2008-12-22

RNDP 20: Closer to a Unified Theory - Prestige

Dating scholars continue to expand our knowledge of the dynamics involved in two humans hooking up. This week, Jeffrey K. Snyder, Lee A. Kirkpatrick, and H. Clark Barrett learned that young women at two universities expressed preferences for men described as prestigious over men described as acting in a dominating way off a sports field.

Women prefer prestige over dominance in mates

Dominance preferred only among male-male competitions

Los Angeles, CA – December 17, 2008 – A new study in the journal Personal Relationships reveals that women prefer mates who are recognized by their peers for their skills, abilities, and achievements, while not preferring men who use coercive tactics to subordinate their rivals. Indeed, women found dominance strategies of the latter type to be attractive primarily when men used them in the context of male-male athletic competitions.
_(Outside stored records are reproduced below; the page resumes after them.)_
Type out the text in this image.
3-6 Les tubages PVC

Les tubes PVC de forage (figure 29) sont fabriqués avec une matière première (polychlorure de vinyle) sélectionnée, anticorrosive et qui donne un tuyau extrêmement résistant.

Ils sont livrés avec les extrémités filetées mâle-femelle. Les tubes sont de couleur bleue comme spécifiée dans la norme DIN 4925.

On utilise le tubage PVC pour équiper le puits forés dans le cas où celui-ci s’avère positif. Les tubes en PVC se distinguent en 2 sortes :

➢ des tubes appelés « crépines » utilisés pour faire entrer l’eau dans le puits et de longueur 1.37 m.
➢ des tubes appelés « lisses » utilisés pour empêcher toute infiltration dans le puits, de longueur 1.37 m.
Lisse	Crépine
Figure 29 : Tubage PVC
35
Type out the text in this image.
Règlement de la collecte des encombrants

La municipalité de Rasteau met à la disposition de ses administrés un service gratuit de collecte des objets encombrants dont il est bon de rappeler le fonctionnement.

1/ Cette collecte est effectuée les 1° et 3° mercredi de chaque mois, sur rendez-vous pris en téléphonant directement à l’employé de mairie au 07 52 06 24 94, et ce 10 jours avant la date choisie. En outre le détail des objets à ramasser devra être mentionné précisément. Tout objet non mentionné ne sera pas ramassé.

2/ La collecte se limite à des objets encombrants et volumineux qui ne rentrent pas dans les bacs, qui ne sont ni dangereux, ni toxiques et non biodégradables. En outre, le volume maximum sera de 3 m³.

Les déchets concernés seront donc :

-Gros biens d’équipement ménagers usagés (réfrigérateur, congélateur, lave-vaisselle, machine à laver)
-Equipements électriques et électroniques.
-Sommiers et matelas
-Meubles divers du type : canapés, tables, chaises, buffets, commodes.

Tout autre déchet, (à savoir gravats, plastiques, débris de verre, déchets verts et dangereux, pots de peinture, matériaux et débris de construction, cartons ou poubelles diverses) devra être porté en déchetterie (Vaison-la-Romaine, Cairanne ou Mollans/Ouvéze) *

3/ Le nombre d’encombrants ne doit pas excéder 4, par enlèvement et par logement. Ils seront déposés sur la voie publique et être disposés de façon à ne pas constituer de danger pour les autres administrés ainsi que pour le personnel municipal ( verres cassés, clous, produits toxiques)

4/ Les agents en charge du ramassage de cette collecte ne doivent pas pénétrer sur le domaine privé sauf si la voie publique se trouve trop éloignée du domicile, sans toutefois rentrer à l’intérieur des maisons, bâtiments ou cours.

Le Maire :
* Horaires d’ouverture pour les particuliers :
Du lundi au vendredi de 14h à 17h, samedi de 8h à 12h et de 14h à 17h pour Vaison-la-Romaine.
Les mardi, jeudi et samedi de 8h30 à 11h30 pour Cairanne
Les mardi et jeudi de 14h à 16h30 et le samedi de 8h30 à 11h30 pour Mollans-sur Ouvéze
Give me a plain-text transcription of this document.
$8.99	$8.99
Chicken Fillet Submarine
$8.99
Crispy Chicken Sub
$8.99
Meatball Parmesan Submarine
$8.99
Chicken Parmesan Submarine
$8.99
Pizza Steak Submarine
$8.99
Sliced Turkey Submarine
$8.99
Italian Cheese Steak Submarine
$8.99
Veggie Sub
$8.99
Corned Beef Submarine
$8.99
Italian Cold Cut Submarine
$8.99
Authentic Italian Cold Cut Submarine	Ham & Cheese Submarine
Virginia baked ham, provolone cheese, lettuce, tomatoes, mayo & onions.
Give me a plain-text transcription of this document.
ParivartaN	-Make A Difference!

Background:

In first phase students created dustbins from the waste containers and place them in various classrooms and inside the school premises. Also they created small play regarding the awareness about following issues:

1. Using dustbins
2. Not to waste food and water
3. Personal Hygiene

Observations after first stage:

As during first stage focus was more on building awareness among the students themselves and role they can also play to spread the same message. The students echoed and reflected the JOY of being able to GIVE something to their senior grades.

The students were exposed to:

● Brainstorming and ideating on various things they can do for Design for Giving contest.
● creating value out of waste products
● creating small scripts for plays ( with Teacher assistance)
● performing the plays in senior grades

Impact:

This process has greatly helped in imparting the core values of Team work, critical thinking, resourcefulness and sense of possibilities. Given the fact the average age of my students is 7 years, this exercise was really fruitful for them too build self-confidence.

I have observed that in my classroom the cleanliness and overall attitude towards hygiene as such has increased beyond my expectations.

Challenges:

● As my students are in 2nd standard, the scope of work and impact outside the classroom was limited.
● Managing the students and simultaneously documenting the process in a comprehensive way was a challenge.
Jeffrey K. Snyder, Lee A. Kirkpatrick, and H. Clark Barrett conducted three studies with college women at two U.S. universities. Participants evaluated hypothetical potential mates described in written vignettes. The studies were designed to examine the respective effects of men's dominance and prestige on women's assessments of men.

Women are sensitive to the context in which men display domineering behaviors when they evaluate men as potential mates. For example, the traits and behaviors that women found attractive in athletic competitions were unattractive to women when men displayed the same traits and behaviors in interpersonal contexts. Notably, when considering prospective partners for long-term relationships, women's preferences for dominance decrease, and their preferences for prestige increase.

"These findings directly contradict the dating advice of some pop psychologists who advise men to be aggressive in their social interactions. Women most likely avoid dominant men as long-term romantic partners because a dominant man may also be domineering in the household." the authors conclude. [EurekAlert]

I expect Snyder, Kirkpatrick and Barrett have requested further funding to find out who the women actually go out with. Unless they plan to first investigate whether women express a preference for prestigious men over funny guys.

1 comment:

Jo Stockton said...

Funny guys may have a leg up if they know how to tease someone appropriately.

I was thinking about your RNDP when I read an article on teasing and its affect on courtship in the NY Times a few weeks ago. The author was interviewed on Q today and apparently dating as we know it would be radically different if appropriate teasing wasn't involved.